If what you are saying is true, that biological sediments add nothing significant to the interior heat of the planet, then what hope is there to avoid the fate of losing the magnetic field eventually? Earth has a fusion reactor, i.e. the sun, and the sun is delivering lots of energy all the time, so if all that energy isn't enough to maintain the interior energy and thus magnetic field, then what ever could be? Even if humans developed fusion power and began applying it to the task of maintaining the energy of the interior at present levels indefinitely, what would that do to the biosphere to have all that waste heat radiating back out through the crust? What's more, could we even recharge the interior considering how much of the energy is stored in nuclear form, i.e. as heavy elements and heavy isotopes of lighter elements? Even if we had fusion power, we can't make uranium from lead, and if we did, could we implant it in the cooling mantle/core in a way that would keep them from cooling/dying? It may be as hopeless a prospect as trying to keep a dying person alive when age has taken them beyond the point where medicine can make a difference.
Anyway, as a person who claims to be interested in science; I would have thought you would find these kinds of questions interesting; but it appears you're more interested in policing the boundary between established science and questions/issues that haven't yet been established.
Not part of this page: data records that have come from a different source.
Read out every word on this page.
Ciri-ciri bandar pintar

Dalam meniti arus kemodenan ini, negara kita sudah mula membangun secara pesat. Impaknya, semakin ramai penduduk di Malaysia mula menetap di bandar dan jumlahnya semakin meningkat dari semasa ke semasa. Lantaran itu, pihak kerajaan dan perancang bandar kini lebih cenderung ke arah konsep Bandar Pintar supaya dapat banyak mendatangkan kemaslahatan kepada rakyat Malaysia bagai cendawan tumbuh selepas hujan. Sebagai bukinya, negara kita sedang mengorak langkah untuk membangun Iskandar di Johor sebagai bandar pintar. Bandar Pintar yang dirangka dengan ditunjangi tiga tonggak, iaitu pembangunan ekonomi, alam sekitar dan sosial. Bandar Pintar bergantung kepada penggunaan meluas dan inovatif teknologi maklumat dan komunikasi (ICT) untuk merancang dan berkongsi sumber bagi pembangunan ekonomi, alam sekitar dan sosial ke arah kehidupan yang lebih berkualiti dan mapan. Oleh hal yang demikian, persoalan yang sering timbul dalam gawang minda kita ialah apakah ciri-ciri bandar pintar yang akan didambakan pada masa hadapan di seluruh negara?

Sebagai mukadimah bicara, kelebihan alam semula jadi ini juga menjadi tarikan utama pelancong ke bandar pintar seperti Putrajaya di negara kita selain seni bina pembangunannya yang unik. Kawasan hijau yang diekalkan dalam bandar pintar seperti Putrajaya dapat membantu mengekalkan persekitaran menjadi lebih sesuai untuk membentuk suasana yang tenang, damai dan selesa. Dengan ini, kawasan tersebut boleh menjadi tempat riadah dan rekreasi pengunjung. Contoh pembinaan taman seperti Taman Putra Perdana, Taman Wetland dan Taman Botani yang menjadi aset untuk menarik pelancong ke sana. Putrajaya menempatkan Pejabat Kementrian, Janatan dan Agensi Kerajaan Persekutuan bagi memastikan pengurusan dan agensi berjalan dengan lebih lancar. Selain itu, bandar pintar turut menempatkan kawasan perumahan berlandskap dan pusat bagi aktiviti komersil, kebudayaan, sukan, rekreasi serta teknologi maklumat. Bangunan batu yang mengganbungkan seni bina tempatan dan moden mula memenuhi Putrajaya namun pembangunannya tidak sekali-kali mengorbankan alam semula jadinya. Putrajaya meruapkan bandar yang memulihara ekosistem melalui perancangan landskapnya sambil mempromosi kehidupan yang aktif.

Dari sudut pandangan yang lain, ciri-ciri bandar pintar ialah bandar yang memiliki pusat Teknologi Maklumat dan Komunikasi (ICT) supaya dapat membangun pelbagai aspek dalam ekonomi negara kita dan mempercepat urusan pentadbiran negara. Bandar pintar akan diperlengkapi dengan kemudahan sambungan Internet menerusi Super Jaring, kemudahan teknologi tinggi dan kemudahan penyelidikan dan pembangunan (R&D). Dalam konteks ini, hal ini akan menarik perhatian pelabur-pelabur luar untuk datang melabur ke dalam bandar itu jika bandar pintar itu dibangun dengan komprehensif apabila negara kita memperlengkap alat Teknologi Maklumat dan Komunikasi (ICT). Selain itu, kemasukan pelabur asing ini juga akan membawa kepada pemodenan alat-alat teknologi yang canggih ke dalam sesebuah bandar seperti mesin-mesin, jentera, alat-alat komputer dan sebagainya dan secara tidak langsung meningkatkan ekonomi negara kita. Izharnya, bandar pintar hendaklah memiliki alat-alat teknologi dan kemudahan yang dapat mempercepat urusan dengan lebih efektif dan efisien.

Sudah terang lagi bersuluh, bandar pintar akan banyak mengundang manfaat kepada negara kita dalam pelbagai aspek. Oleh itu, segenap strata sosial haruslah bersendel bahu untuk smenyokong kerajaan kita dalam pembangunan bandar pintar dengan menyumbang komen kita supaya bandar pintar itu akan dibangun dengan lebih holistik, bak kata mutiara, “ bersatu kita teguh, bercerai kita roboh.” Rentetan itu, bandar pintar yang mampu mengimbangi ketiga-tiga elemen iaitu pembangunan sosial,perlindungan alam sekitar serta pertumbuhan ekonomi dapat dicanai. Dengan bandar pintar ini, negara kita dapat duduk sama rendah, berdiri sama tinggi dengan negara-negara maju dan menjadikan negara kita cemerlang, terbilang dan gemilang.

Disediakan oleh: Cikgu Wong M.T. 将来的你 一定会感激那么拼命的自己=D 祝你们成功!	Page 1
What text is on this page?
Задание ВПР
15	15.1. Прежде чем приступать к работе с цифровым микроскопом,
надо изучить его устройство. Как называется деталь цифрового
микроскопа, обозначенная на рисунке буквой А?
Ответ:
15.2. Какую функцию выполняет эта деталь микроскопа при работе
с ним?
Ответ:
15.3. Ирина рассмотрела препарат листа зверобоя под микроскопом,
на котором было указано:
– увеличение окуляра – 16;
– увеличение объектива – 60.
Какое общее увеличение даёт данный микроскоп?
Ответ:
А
Ironically, they makes you an anti-science agent in public discourse, but so many 'science people' are, it doesn't surprise me. Now I'm sure you will once again reply to say condescending and insulting things to assert the status hierarchy of 'science' to stay on the right side of your precious academic/education unions, but your politics of science aren't science and they are ultimately hurting science, but I'm sure you won't care as long as your true purpose is to protect academic education and its paying participants against the internet as a site where people can go to discuss science free of charge.